Тем временем хлеба в его тумбочке оставалось всё меньше, и как Сашка не крепился и не пытался отвлечься мыслями, голод потихоньку забивал его в угол. От нечего делать, он зачем-то перевернул тумбочку, с удивлением обнаружив там обрывок письма написанного по-немецки. Сашка неплохо учился в школе, но немецкий знал только по учебникам, и что бы хоть как-то скоротать время, он стал переводить этот обрывок.
- Наверное, здесь до меня жил немецкий специалист – подумал про себя Сашка.
Суть перевода обрывка письма была примерно следующей:
"Дорогая Марта" – писал вялым почерком немецкий специалист. - "Мы позавчера с русским пили водку, и я тогда чуть не умер. А вчера мы с ним опохмелялись. Так лучше бы я помер - позавчера…". Сашка разулыбался, ему было интересно перевести и дочитать письмо до конца, но письмо дальше было оторвано, наверное, в силу служебной важности и секретности.
Сашка лёг на гостиничной кровати и начал путешествие по минувшим годам. Вчерашний день таял в ночи, в его животе всё слипалось, так он потихонечку стал приходить к мысли, что этот голод его скоро совсем уконтропупит, ведь дела с довольствием совсем его поджимали. Плюс ко всему ему приходили теперь уже тревожные телеграммы, типа: - "Почему мочишь и как ты там мой жалкий?", на которые Сашке ответить было просто нечем, и он надеялся, что ранее отправленное письмо всё-таки дойдёт до супруги и развеет сомнения в её горячей дурной голове. Но, увы, к его большому сожалению, письмо до неё пока ещё не дошло, и подозрительные сомнения в её дурной голове продолжали стремительно обрастать снежным комом.
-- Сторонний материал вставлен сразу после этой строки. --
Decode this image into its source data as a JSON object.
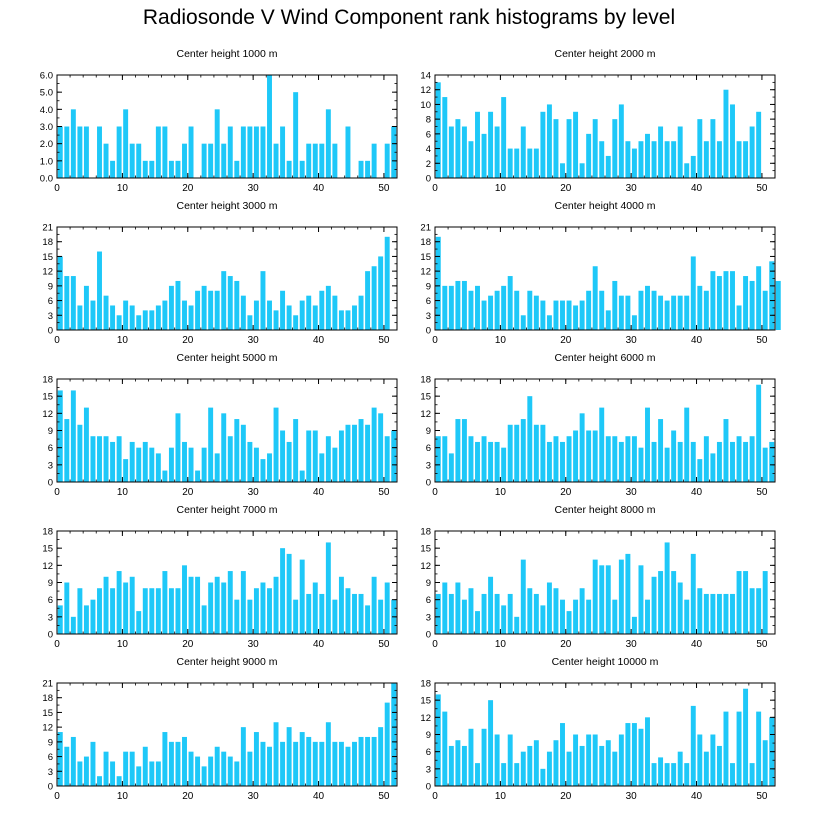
{
  "title": "Radiosonde V Wind Component rank histograms by level",
  "colors": {
    "bar": "#1EC8F8",
    "frame": "#000000",
    "background": "#ffffff"
  },
  "chart_data": [
    {
      "type": "bar",
      "title": "Center height 1000 m",
      "xlim": [
        0,
        52
      ],
      "ylim": [
        0,
        6
      ],
      "xticks": [
        0,
        10,
        20,
        30,
        40,
        50
      ],
      "yticks": [
        0,
        1,
        2,
        3,
        4,
        5,
        6
      ],
      "ytick_labels": [
        "0.0",
        "1.0",
        "2.0",
        "3.0",
        "4.0",
        "5.0",
        "6.0"
      ],
      "values": [
        3,
        3,
        4,
        3,
        3,
        0,
        3,
        2,
        1,
        3,
        4,
        2,
        2,
        1,
        1,
        3,
        3,
        1,
        1,
        2,
        3,
        0,
        2,
        2,
        4,
        2,
        3,
        1,
        3,
        3,
        3,
        3,
        6,
        2,
        3,
        1,
        5,
        1,
        2,
        2,
        2,
        4,
        2,
        0,
        3,
        0,
        1,
        1,
        2,
        0,
        2,
        3
      ]
    },
    {
      "type": "bar",
      "title": "Center height 2000 m",
      "xlim": [
        0,
        52
      ],
      "ylim": [
        0,
        14
      ],
      "xticks": [
        0,
        10,
        20,
        30,
        40,
        50
      ],
      "yticks": [
        0,
        2,
        4,
        6,
        8,
        10,
        12,
        14
      ],
      "ytick_labels": [
        "0",
        "2",
        "4",
        "6",
        "8",
        "10",
        "12",
        "14"
      ],
      "values": [
        13,
        11,
        7,
        8,
        7,
        5,
        9,
        6,
        9,
        7,
        11,
        4,
        4,
        7,
        4,
        4,
        9,
        10,
        8,
        2,
        8,
        9,
        2,
        6,
        8,
        5,
        3,
        8,
        10,
        5,
        4,
        5,
        6,
        5,
        7,
        5,
        5,
        7,
        2,
        3,
        8,
        5,
        8,
        5,
        12,
        10,
        5,
        5,
        7,
        9
      ]
    },
    {
      "type": "bar",
      "title": "Center height 3000 m",
      "xlim": [
        0,
        52
      ],
      "ylim": [
        0,
        21
      ],
      "xticks": [
        0,
        10,
        20,
        30,
        40,
        50
      ],
      "yticks": [
        0,
        3,
        6,
        9,
        12,
        15,
        18,
        21
      ],
      "ytick_labels": [
        "0",
        "3",
        "6",
        "9",
        "12",
        "15",
        "18",
        "21"
      ],
      "values": [
        15,
        11,
        11,
        5,
        9,
        6,
        16,
        7,
        5,
        3,
        6,
        5,
        3,
        4,
        4,
        5,
        6,
        9,
        10,
        6,
        5,
        8,
        9,
        8,
        8,
        12,
        11,
        10,
        7,
        3,
        6,
        12,
        6,
        4,
        8,
        5,
        3,
        6,
        7,
        5,
        8,
        9,
        7,
        4,
        4,
        5,
        7,
        12,
        13,
        15,
        19
      ]
    },
    {
      "type": "bar",
      "title": "Center height 4000 m",
      "xlim": [
        0,
        52
      ],
      "ylim": [
        0,
        21
      ],
      "xticks": [
        0,
        10,
        20,
        30,
        40,
        50
      ],
      "yticks": [
        0,
        3,
        6,
        9,
        12,
        15,
        18,
        21
      ],
      "ytick_labels": [
        "0",
        "3",
        "6",
        "9",
        "12",
        "15",
        "18",
        "21"
      ],
      "values": [
        19,
        9,
        9,
        10,
        10,
        8,
        9,
        6,
        7,
        8,
        9,
        11,
        8,
        3,
        8,
        7,
        6,
        3,
        6,
        6,
        6,
        5,
        6,
        8,
        13,
        8,
        4,
        10,
        7,
        7,
        3,
        8,
        9,
        8,
        7,
        6,
        7,
        7,
        7,
        15,
        9,
        8,
        12,
        11,
        12,
        12,
        5,
        11,
        10,
        13,
        8,
        14,
        10
      ]
    },
    {
      "type": "bar",
      "title": "Center height 5000 m",
      "xlim": [
        0,
        52
      ],
      "ylim": [
        0,
        18
      ],
      "xticks": [
        0,
        10,
        20,
        30,
        40,
        50
      ],
      "yticks": [
        0,
        3,
        6,
        9,
        12,
        15,
        18
      ],
      "ytick_labels": [
        "0",
        "3",
        "6",
        "9",
        "12",
        "15",
        "18"
      ],
      "values": [
        16,
        11,
        16,
        10,
        13,
        8,
        8,
        8,
        7,
        8,
        4,
        7,
        6,
        7,
        6,
        5,
        2,
        6,
        12,
        7,
        6,
        2,
        6,
        13,
        5,
        12,
        8,
        11,
        10,
        7,
        6,
        4,
        5,
        13,
        9,
        7,
        11,
        2,
        9,
        9,
        5,
        8,
        6,
        9,
        10,
        10,
        11,
        10,
        13,
        12,
        8,
        9
      ]
    },
    {
      "type": "bar",
      "title": "Center height 6000 m",
      "xlim": [
        0,
        52
      ],
      "ylim": [
        0,
        18
      ],
      "xticks": [
        0,
        10,
        20,
        30,
        40,
        50
      ],
      "yticks": [
        0,
        3,
        6,
        9,
        12,
        15,
        18
      ],
      "ytick_labels": [
        "0",
        "3",
        "6",
        "9",
        "12",
        "15",
        "18"
      ],
      "values": [
        8,
        8,
        5,
        11,
        11,
        8,
        7,
        8,
        7,
        7,
        6,
        10,
        10,
        11,
        15,
        10,
        10,
        7,
        8,
        7,
        8,
        9,
        12,
        9,
        9,
        13,
        8,
        8,
        7,
        8,
        8,
        6,
        13,
        7,
        11,
        6,
        9,
        7,
        13,
        7,
        4,
        8,
        5,
        7,
        11,
        7,
        8,
        7,
        8,
        17,
        6,
        7
      ]
    },
    {
      "type": "bar",
      "title": "Center height 7000 m",
      "xlim": [
        0,
        52
      ],
      "ylim": [
        0,
        18
      ],
      "xticks": [
        0,
        10,
        20,
        30,
        40,
        50
      ],
      "yticks": [
        0,
        3,
        6,
        9,
        12,
        15,
        18
      ],
      "ytick_labels": [
        "0",
        "3",
        "6",
        "9",
        "12",
        "15",
        "18"
      ],
      "values": [
        5,
        9,
        3,
        8,
        5,
        6,
        8,
        10,
        8,
        11,
        9,
        10,
        4,
        8,
        8,
        8,
        11,
        8,
        8,
        12,
        10,
        10,
        5,
        9,
        10,
        9,
        11,
        6,
        11,
        6,
        8,
        9,
        8,
        10,
        15,
        14,
        6,
        13,
        7,
        9,
        7,
        16,
        6,
        10,
        8,
        7,
        7,
        5,
        10,
        6,
        9,
        6
      ]
    },
    {
      "type": "bar",
      "title": "Center height 8000 m",
      "xlim": [
        0,
        52
      ],
      "ylim": [
        0,
        18
      ],
      "xticks": [
        0,
        10,
        20,
        30,
        40,
        50
      ],
      "yticks": [
        0,
        3,
        6,
        9,
        12,
        15,
        18
      ],
      "ytick_labels": [
        "0",
        "3",
        "6",
        "9",
        "12",
        "15",
        "18"
      ],
      "values": [
        7,
        9,
        7,
        9,
        6,
        8,
        4,
        7,
        10,
        7,
        5,
        7,
        3,
        13,
        8,
        7,
        5,
        9,
        8,
        6,
        4,
        6,
        8,
        6,
        13,
        12,
        12,
        6,
        13,
        14,
        3,
        12,
        6,
        10,
        11,
        16,
        11,
        9,
        6,
        14,
        8,
        7,
        7,
        7,
        7,
        7,
        11,
        11,
        8,
        8,
        11
      ]
    },
    {
      "type": "bar",
      "title": "Center height 9000 m",
      "xlim": [
        0,
        52
      ],
      "ylim": [
        0,
        21
      ],
      "xticks": [
        0,
        10,
        20,
        30,
        40,
        50
      ],
      "yticks": [
        0,
        3,
        6,
        9,
        12,
        15,
        18,
        21
      ],
      "ytick_labels": [
        "0",
        "3",
        "6",
        "9",
        "12",
        "15",
        "18",
        "21"
      ],
      "values": [
        11,
        8,
        10,
        5,
        6,
        9,
        2,
        7,
        5,
        2,
        7,
        7,
        4,
        8,
        5,
        5,
        11,
        9,
        9,
        10,
        7,
        6,
        4,
        6,
        8,
        7,
        6,
        5,
        12,
        7,
        11,
        9,
        8,
        13,
        9,
        12,
        9,
        11,
        10,
        9,
        9,
        13,
        9,
        9,
        8,
        9,
        10,
        10,
        10,
        12,
        17,
        21
      ]
    },
    {
      "type": "bar",
      "title": "Center height 10000 m",
      "xlim": [
        0,
        52
      ],
      "ylim": [
        0,
        18
      ],
      "xticks": [
        0,
        10,
        20,
        30,
        40,
        50
      ],
      "yticks": [
        0,
        3,
        6,
        9,
        12,
        15,
        18
      ],
      "ytick_labels": [
        "0",
        "3",
        "6",
        "9",
        "12",
        "15",
        "18"
      ],
      "values": [
        16,
        13,
        7,
        8,
        7,
        10,
        4,
        10,
        15,
        9,
        4,
        9,
        4,
        6,
        7,
        8,
        3,
        6,
        8,
        11,
        6,
        9,
        7,
        9,
        9,
        7,
        8,
        6,
        9,
        11,
        11,
        10,
        12,
        4,
        5,
        4,
        4,
        6,
        4,
        14,
        9,
        6,
        9,
        7,
        13,
        4,
        13,
        17,
        4,
        13,
        8,
        12
      ]
    }
  ]
}
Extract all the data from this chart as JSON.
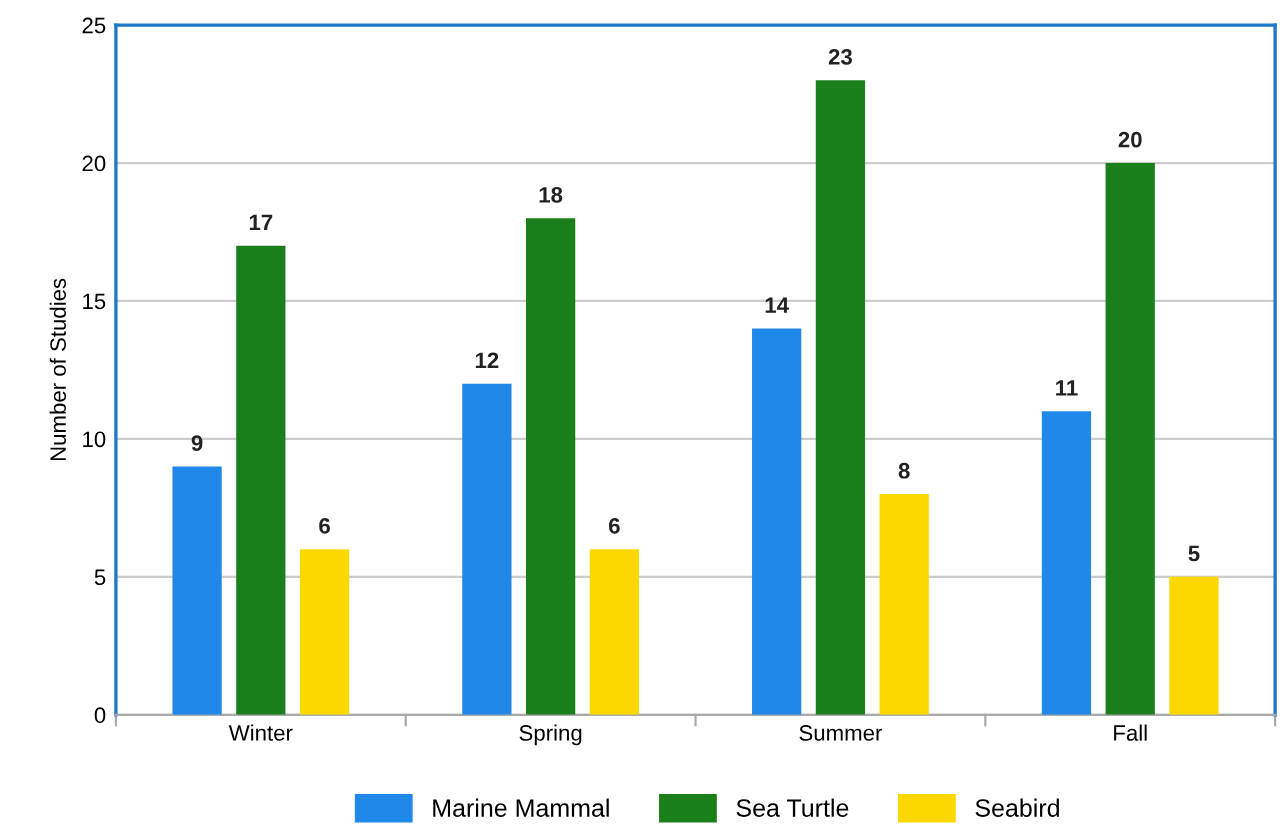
{
  "chart_data": {
    "type": "bar",
    "ylabel": "Number of Studies",
    "categories": [
      "Winter",
      "Spring",
      "Summer",
      "Fall"
    ],
    "series": [
      {
        "name": "Marine Mammal",
        "color": "#1f88e8",
        "values": [
          9,
          12,
          14,
          11
        ]
      },
      {
        "name": "Sea Turtle",
        "color": "#1b7f1b",
        "values": [
          17,
          18,
          23,
          20
        ]
      },
      {
        "name": "Seabird",
        "color": "#fdd800",
        "values": [
          6,
          6,
          8,
          5
        ]
      }
    ],
    "ylim": [
      0,
      25
    ],
    "yticks": [
      0,
      5,
      10,
      15,
      20,
      25
    ],
    "grid": "y",
    "legend": "bottom",
    "data_labels": true
  }
}
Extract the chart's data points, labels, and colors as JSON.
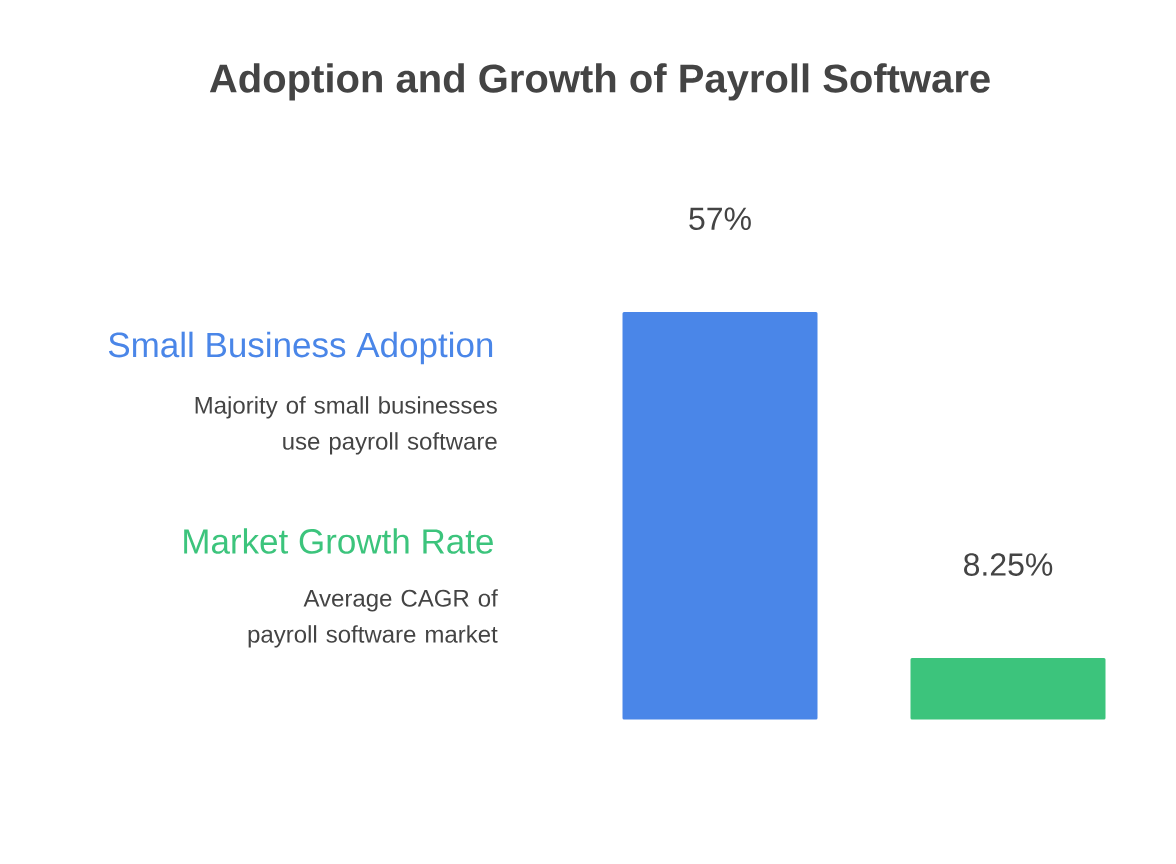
{
  "chart_data": {
    "type": "bar",
    "title": "Adoption and Growth of Payroll Software",
    "categories": [
      null,
      null
    ],
    "values": [
      57,
      8.25
    ],
    "colors": [
      "#4a86e8",
      "#3cc47c"
    ],
    "value_labels": [
      "57%",
      "8.25%"
    ],
    "annotations": [
      "Small Business Adoption",
      "Majority of small businesses use payroll software",
      "Market Growth Rate",
      "Average CAGR of payroll software market"
    ]
  }
}
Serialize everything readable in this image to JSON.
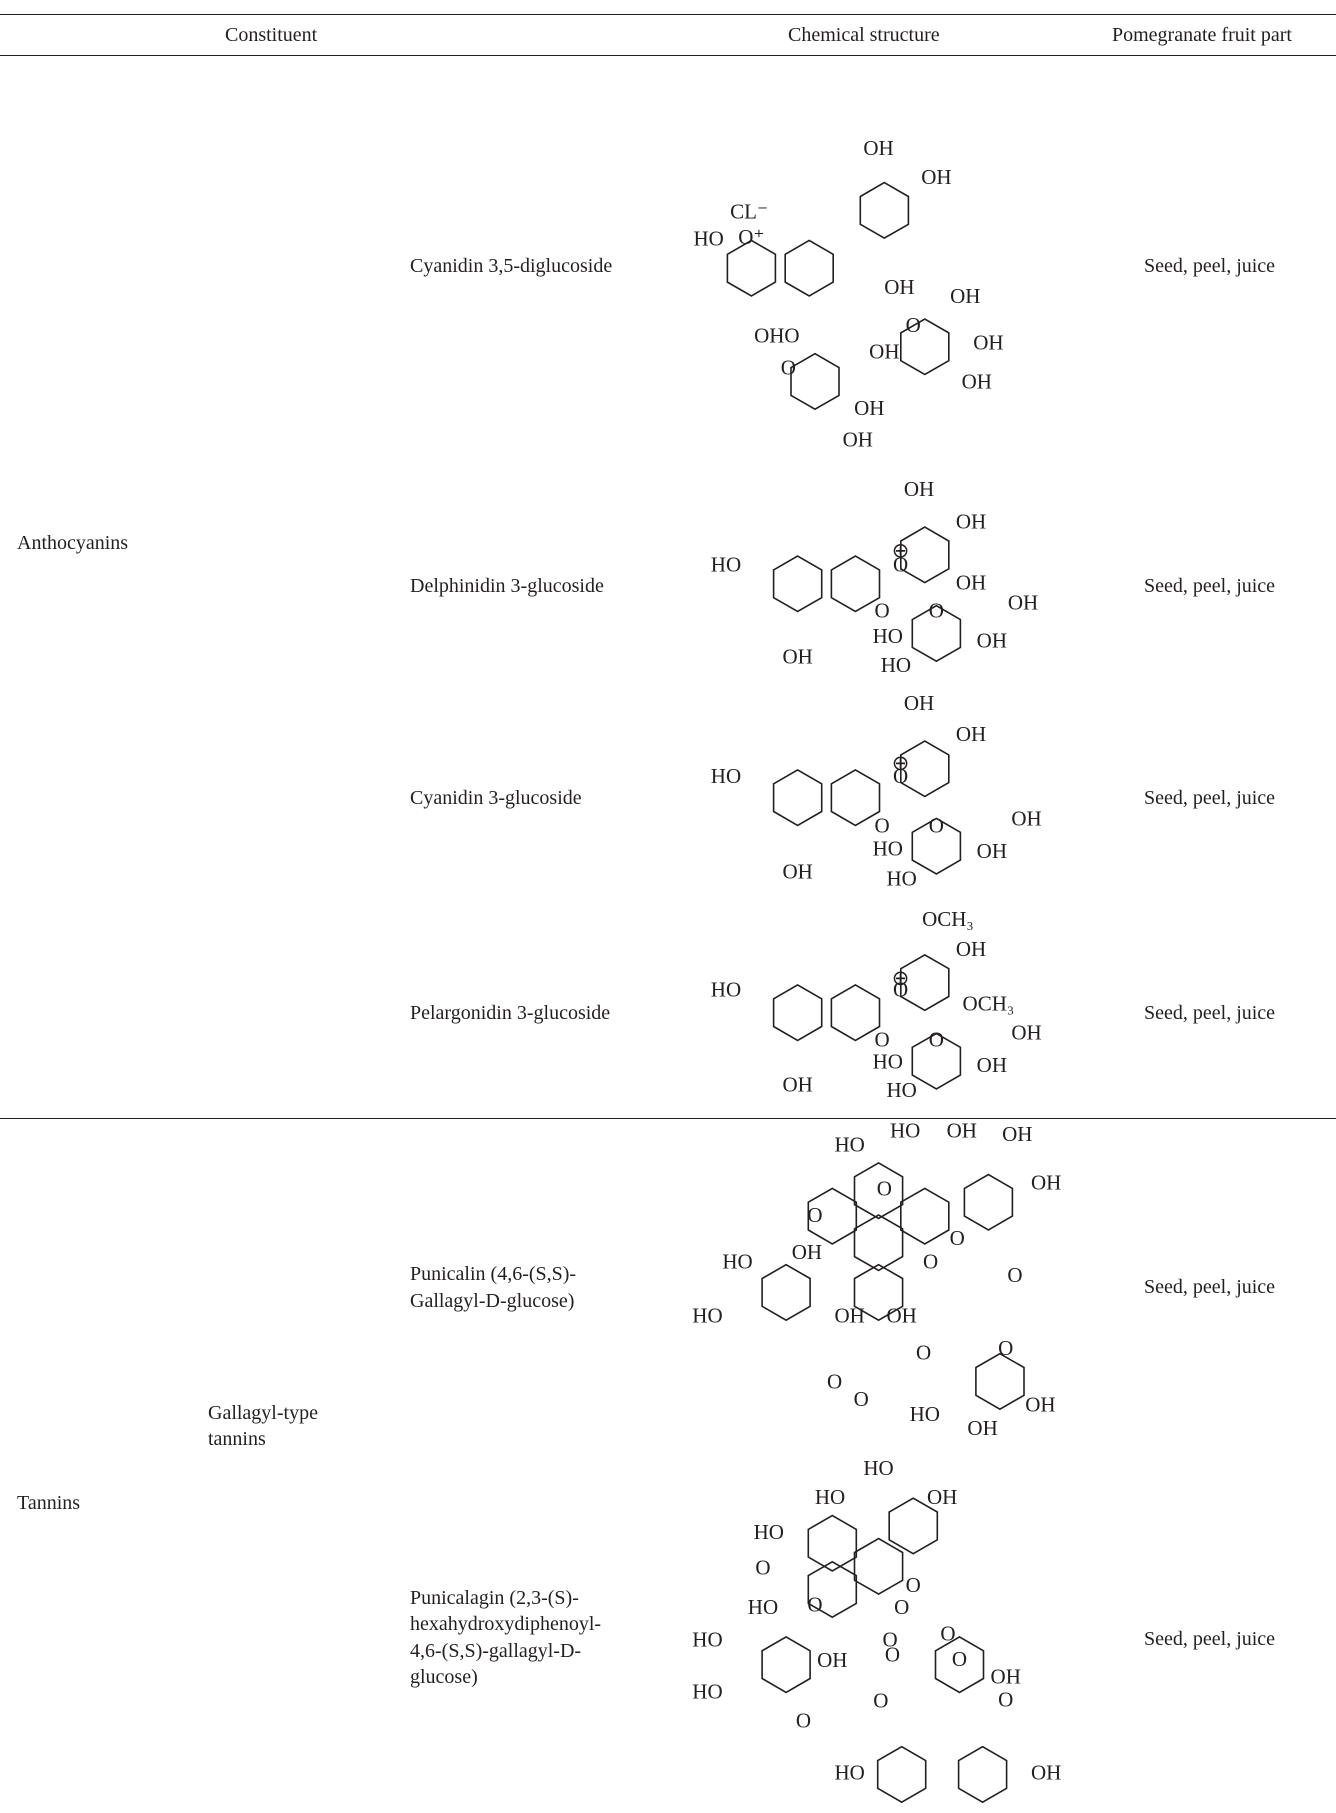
{
  "table": {
    "headers": [
      "Constituent",
      "Chemical structure",
      "Pomegranate fruit part"
    ],
    "groups": [
      {
        "label": "Anthocyanins",
        "rows": [
          {
            "name_lines": [
              "Cyanidin 3,5-diglucoside"
            ],
            "fruit_part": "Seed, peel, juice",
            "structure_labels": [
              "OH",
              "OH",
              "CL⁻",
              "O⁺",
              "HO",
              "OH",
              "OH",
              "O",
              "OH",
              "OHO",
              "OH",
              "O",
              "OH",
              "OH",
              "OH"
            ]
          },
          {
            "name_lines": [
              "Delphinidin 3-glucoside"
            ],
            "fruit_part": "Seed, peel, juice",
            "structure_labels": [
              "OH",
              "OH",
              "⊕",
              "O",
              "HO",
              "OH",
              "O",
              "O",
              "OH",
              "HO",
              "OH",
              "OH",
              "HO"
            ]
          },
          {
            "name_lines": [
              "Cyanidin 3-glucoside"
            ],
            "fruit_part": "Seed, peel, juice",
            "structure_labels": [
              "OH",
              "OH",
              "⊕",
              "O",
              "HO",
              "O",
              "O",
              "OH",
              "HO",
              "OH",
              "OH",
              "HO"
            ]
          },
          {
            "name_lines": [
              "Pelargonidin 3-glucoside"
            ],
            "fruit_part": "Seed, peel, juice",
            "structure_labels": [
              "OCH₃",
              "OH",
              "⊕",
              "O",
              "HO",
              "OCH₃",
              "O",
              "O",
              "OH",
              "HO",
              "OH",
              "OH",
              "HO"
            ]
          }
        ]
      },
      {
        "label": "Tannins",
        "subgroup_lines": [
          "Gallagyl-type",
          "tannins"
        ],
        "rows": [
          {
            "name_lines": [
              "Punicalin (4,6-(S,S)-",
              "Gallagyl-D-glucose)"
            ],
            "fruit_part": "Seed, peel, juice",
            "structure_labels": [
              "HO",
              "HO",
              "OH",
              "OH",
              "OH",
              "O",
              "O",
              "O",
              "OH",
              "HO",
              "O",
              "O",
              "HO",
              "OH",
              "OH",
              "O",
              "O",
              "O",
              "O",
              "OH",
              "HO",
              "OH"
            ]
          },
          {
            "name_lines": [
              "Punicalagin (2,3-(S)-",
              "hexahydroxydiphenoyl-",
              "4,6-(S,S)-gallagyl-D-",
              "glucose)"
            ],
            "fruit_part": "Seed, peel, juice",
            "structure_labels": [
              "HO",
              "HO",
              "OH",
              "HO",
              "O",
              "O",
              "O",
              "O",
              "HO",
              "O",
              "O",
              "O",
              "HO",
              "OH",
              "OH",
              "O",
              "HO",
              "O",
              "O",
              "O",
              "HO",
              "OH",
              "HO",
              "OH",
              "OH",
              "OH"
            ]
          }
        ]
      }
    ]
  }
}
Сашка был бы рад занять денег у своих коллег, да вот командировочным денег в долг давать было как-то не принято, да и какой потом с них спрос, когда те уедут, после ищи свищи ветра в поле. Да и коллектив на заводе подобрался на редкость суровым и молчаливым, наверное, в виду особой важности и секретности. А Сашка скромным и неразговорчивым… на свою беду.

А там, в такой далёкой Москве страсти тем временем накалялись до звона… и полного нетерпения души. На телеграммы Алине ответа по прежнему не было (ответить Сашке было не на что), и в её голове слали появляться совершенно неприличные мысли, от которых она позвала в гости свою давно разведённую подругу.
- Ты знаешь, вот и мой бывший точно так же, уехал в свою как бы командировку и нашел там себе другую бабу, сволочь проклятая – под восчувствуем вина, бокала так после восьмого всплакнула та в кухонное полотенце, лежащее у неё на коленях. - И женился на ней гад! – теперь уже навзрыд завыла подруга, и её непоправимому бабьему горю во всей вселенной не было никакого предела. На якутке гад, какой-то женился, говорят она там у неё поперёк расположена…. Понравилась она ему сильно, наверное.
- Кто, якутка? Или то… что у неё поперёк… расположено? – удивительно округлились глаза у Алины, которая представила себе на секунду, как такое может быть на самом деле…
- Вот теперь и думай, как знаешь – закатилась в рыданьях горькими слезами подруга. - Да паразиты они все мужики! – и в гневе подруга так сильно стукнула кулаком по столу, что девятый и до краёв наполненный вином стакан опрокинулся прямо ей на колени. - Все они твари безбожные! – теперь уже в разнос пошла её задушевная собеседница.
В голове у Алины стали появляться сильно подогретые пьяные видения, как будто её Сашка, где-то там далеко, далеко, задирает подол у какой-то бабы, снимает с неё трусы… А она-то бесстыдница, знает же, что мужик-то женатый, хоть бы по рукам или по морде ему надавала, так нет же, встаёт и ещё ему своей шаловливой ручонкой-то помогает, и в прямо в штаны ему лезет, прямо в штаны норовит попасть… И тут уже обе женщины разом в голос завыли и зарыдали.
- Бросит он тебя кобелина проклятый, непременно ведь бросит – махнув рукой, заключила подруга и тут обе женщины зарыдали ещё громче…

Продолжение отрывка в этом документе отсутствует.